2. Participate in a chorus or join a band to get music play experience. You need to grasp how it works and what it takes to play it, in order to write music. Join a choir or band to keep up with your musical knowledge as you work towards becoming a composer. Choose a party that can perform the same kinds of music you ‘re interested in, such as jazz or classical.
3. Watch videos you want to come up with ideas. Choose movies to watch that have good scoring to get an idea of what directors are looking for if you want to be a film scorer or even some other form of the composer. Look for music-based films that help tell a story and enhance the experience of the audience.
- Many different media styles have scores and compositions you can listen to. To widen your horizons, consider sampling TV shows, video games, and classical pieces.
4. Watch short library videos about how to use them. Many composers are using sample libraries to create music and not live bands. Visit YouTube to watch videos on how to use sample libraries on your computer, or take online or in-person courses to begin your practice.
- They can occasionally use a live band instead, depending on the budget a composer has. That is not the rule though.
Getting a Degree
1. To focus on movies, get a Bachelor’s degree in film scoring. If you think you want to be a film scorer, then seek a Bachelor’s degree in film scoring to base your education on cinema. You’ll get a short film scoring experience and learn how to use music to tell a story.
- You’ll even learn how to accompany a movie with an orchestra.
3. Graduate with a Bachelor’s degree for a broad degree in composition. If you’re not sure you want to focus specifically on films, then leave your education slightly more open and get a composition degree. This degree will give you a wide array of skills, such as how to score different media pieces using modern technology and live bands.
- You might want to focus on your degree as you determine what particular career path you want to take after graduating.
4. To further your personal style pursue a Master’s degree in composition. While employers typically only look for composers with a Bachelor’s degree, if you would like to hone in on your own style of composing music you can obtain a Master’s in composition. You’ll most likely be composing a 30-minute piece and being asked to execute it before graduating.
Finding a Job
1. Build your career portfolio online. Impressing future employers would be much easier if you are willing to show them an example of what you have done in the past. Build yourself a simple website and list any and all of the projects you’ve worked on or completed.
- To please your future employers, select videos and compositions which are your best work.
2. Look online for job offers. Many film studios and video game firms will post online employment opportunities. Keep an eye out in your area for job openings, and try to apply to as many opportunities as possible. California companies also tend to recruit new people for jobs, because they are close to Hollywood.
- Even if you don’t live close to any major movie studios, you could find remote work from your phone.

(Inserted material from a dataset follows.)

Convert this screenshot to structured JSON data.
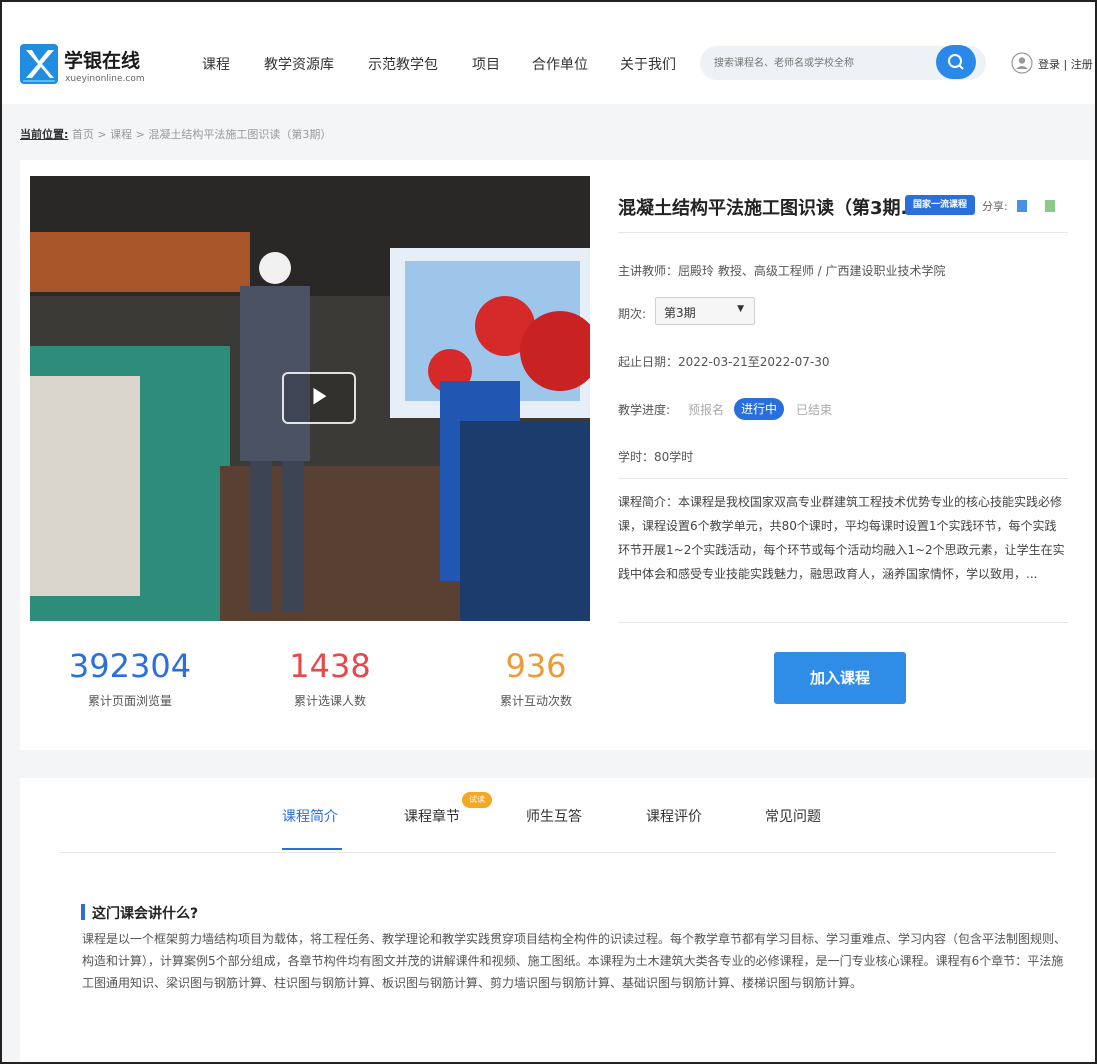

3. Get a practicum to get your foot in the door. Some companies do not have any real work openings but many of them will have free internships. Practices usually don’t pay well, but they will let you expose your work to people and prove you ‘re a good worker. Apply for internships, although they aren’t exactly what you’d like to do in the long term. This may later potentially move you into an actual job.
4. Take some job that you can get to play. As soon as you start searching, you may not find your dream job, and that’s good. Try to take as many jobs as you can when you start, to gain experience, even if they don’t pay the best. You can add any work you do to your portfolio.
- Be careful about jobs that don’t pay anything at all, or promise exposure. Your time is valuable, and even if you are just starting out, you should be paid for your work.